The truth is, I couldn’t come out until I had accepted it. Any LGBT+ person knows it’s not a one-time thing. Each time I meet a new colleague, friend or client, I have to come out. I’m lucky that I can mention my husband which makes it much easier, but you note the flicker in their eye. It’s not a bad thing, but it’s almost they’re acknowledging internally “Did he say husband? So, he’s gay?”.

I was given two different views on disclosing my sexuality to employers: 1) Don’t mention it as they won’t want gay people working for them or; 2) go in there and be as open as you can, because they will want members of the LGBT+ community to be hired to improve their diversity rankings. Sadly, nobody commented that I should go in and be myself because that’s what an employer wants!

When it came to vacation schemes, I regretfully referred to my “partner” or “other half”, in order to avoid any pronouns. I truly felt that my sexuality would be held against me.

I decided to be honest when I got my first legal job.
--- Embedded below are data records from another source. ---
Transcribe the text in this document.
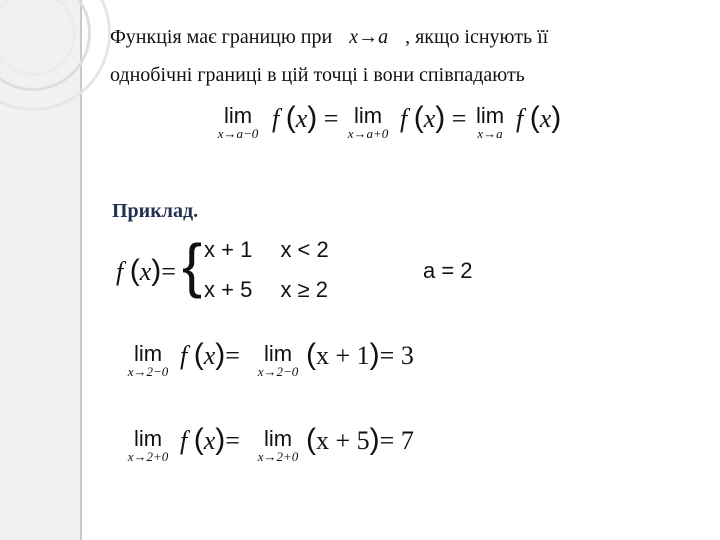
Функція має границю при x→a , якщо існують її
однобічні границі в цій точці і вони співпадають
lim
x→a−0
f (x) = lim
x→a+0
f (x) = lim
x→a
f (x)
Приклад.
f (x)= { x + 1 x < 2
x + 5 x ≥ 2
a = 2
lim
x→2−0
f (x)=	lim
x→2−0
(x + 1)= 3
lim
x→2+0
f (x)=	lim
x→2+0
(x + 5)= 7
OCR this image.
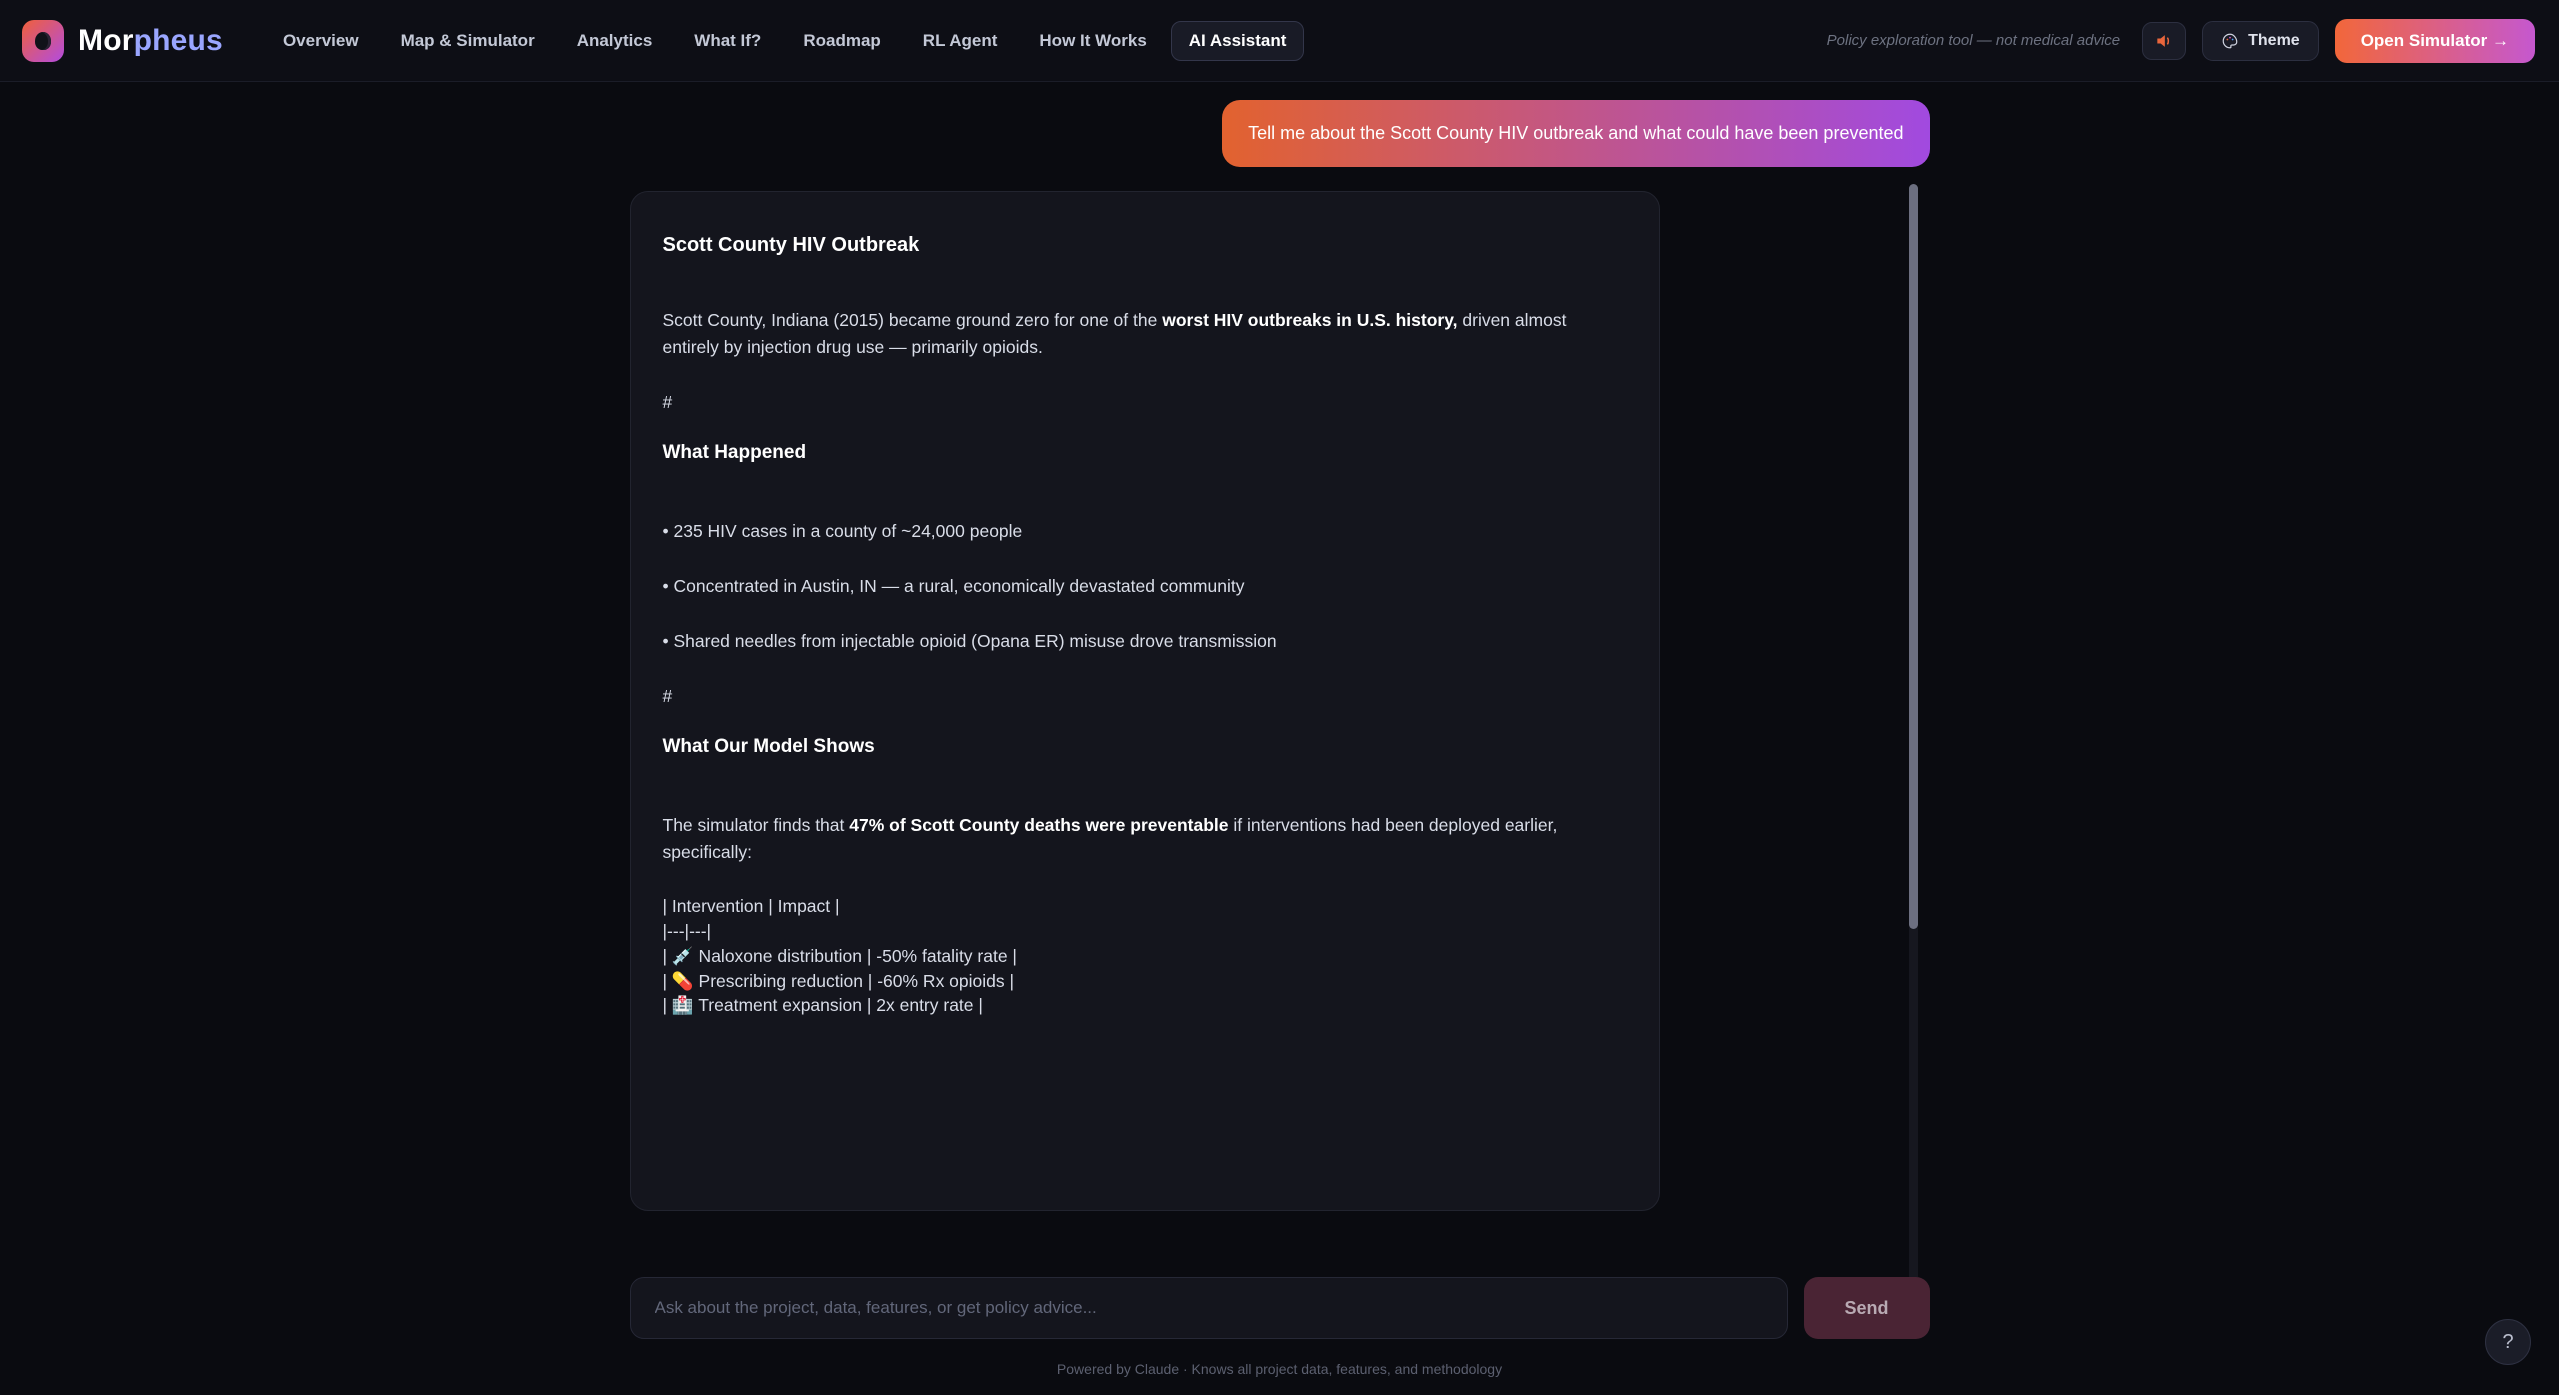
Morpheus	Overview	Map & Simulator	Analytics	What If?	Roadmap	RL Agent	How It Works	AI Assistant	Policy exploration tool — not medical advice	Theme	Open Simulator →
Tell me about the Scott County HIV outbreak and what could have been prevented
Scott County HIV Outbreak
Scott County, Indiana (2015) became ground zero for one of the worst HIV outbreaks in U.S. history, driven almost entirely by injection drug use — primarily opioids.
#
What Happened
• 235 HIV cases in a county of ~24,000 people
• Concentrated in Austin, IN — a rural, economically devastated community
• Shared needles from injectable opioid (Opana ER) misuse drove transmission
#
What Our Model Shows
The simulator finds that 47% of Scott County deaths were preventable if interventions had been deployed earlier, specifically:
| Intervention | Impact |
|---|---|
| 💉 Naloxone distribution | -50% fatality rate |
| 💊 Prescribing reduction | -60% Rx opioids |
| 🏥 Treatment expansion | 2x entry rate |
Ask about the project, data, features, or get policy advice...
Send
Powered by Claude · Knows all project data, features, and methodology
?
Then came another misconception – I would obviously want to be on the LGBT+ committee. Truthfully, I was only just entering the legal profession, I was planning a wedding, and my Dad had recently died. I was struggling to stay afloat and couldn’t have dedicated the time to any LGBT+ initiatives. I wrongly felt that it wasn’t for me. It wasn’t until January 2018 when I started at RPC that I had somewhat of an epiphany.

I joined RPC in January 2018 and I was once again anxious for that moment when I first had to come out. I had worked hard to be the best lawyer I can, and I didn’t want to be defined by my sexuality. However, on arrival, I was fortunate enough to hear about RAIN (RPC’s LGBT+ staff network). I signed up to the committee immediately and haven’t looked back since.

It was then that I had my lightbulb moment – I am in a very privileged position and I should use this to try and make life easier for others. If I could act as a role model, others wouldn’t face the same fears I did. I subsequently joined the steering committee for Link, the LGBT+ Insurance Network. I also mentor secondary school students and am heavily involved with our graduate recruitment schemes. During these times I am open about my sexuality, in the hope that I can be a positive role model for future generations.

The legal sector has made great strides in recent years. I truly think it is one of the most welcoming sectors. This is evidenced by how many law firms are in the Stonewall Top 100 and how many attend Pride’s around the UK. Is there still improvement to be made? Of course, but that isn’t just applicable to the legal sector. I think different challenges are now faced – the erasure of trans and bi issues is deeply concerning, and I think the whole LGBT+ community need to work stronger together to improve this.

I’m often asked what is the biggest challenge that lawyers face when trying to work on I&D initiatives and my answer is always the same – time. For lawyer’s, time really is money. We have no tangible product to sell except our time. So in order to organise LGBT+ events and Pride, we have to find the time as well as have the support of our employers – this includes the firm as a whole, but also individual teams.

Do I still face prejudices? Of course. They aren’t as obvious as before, but I still get the bemused look when I mention I’m a huge football fan (how can a gay man possibly like football?), I still get asked who’s the female of the relationship and people still call my husband “your partner”.

That being said, I am in an incredibly fortunate position. I am a white cis man and I do not face the same prejudices as other members of the LGBT+ community and I am incredibly aware of this. My recommendation to people with the same privilege is to talk to members of the LGBT+ community, listen and ask what you can do to help. Only by working together can we make the change needed.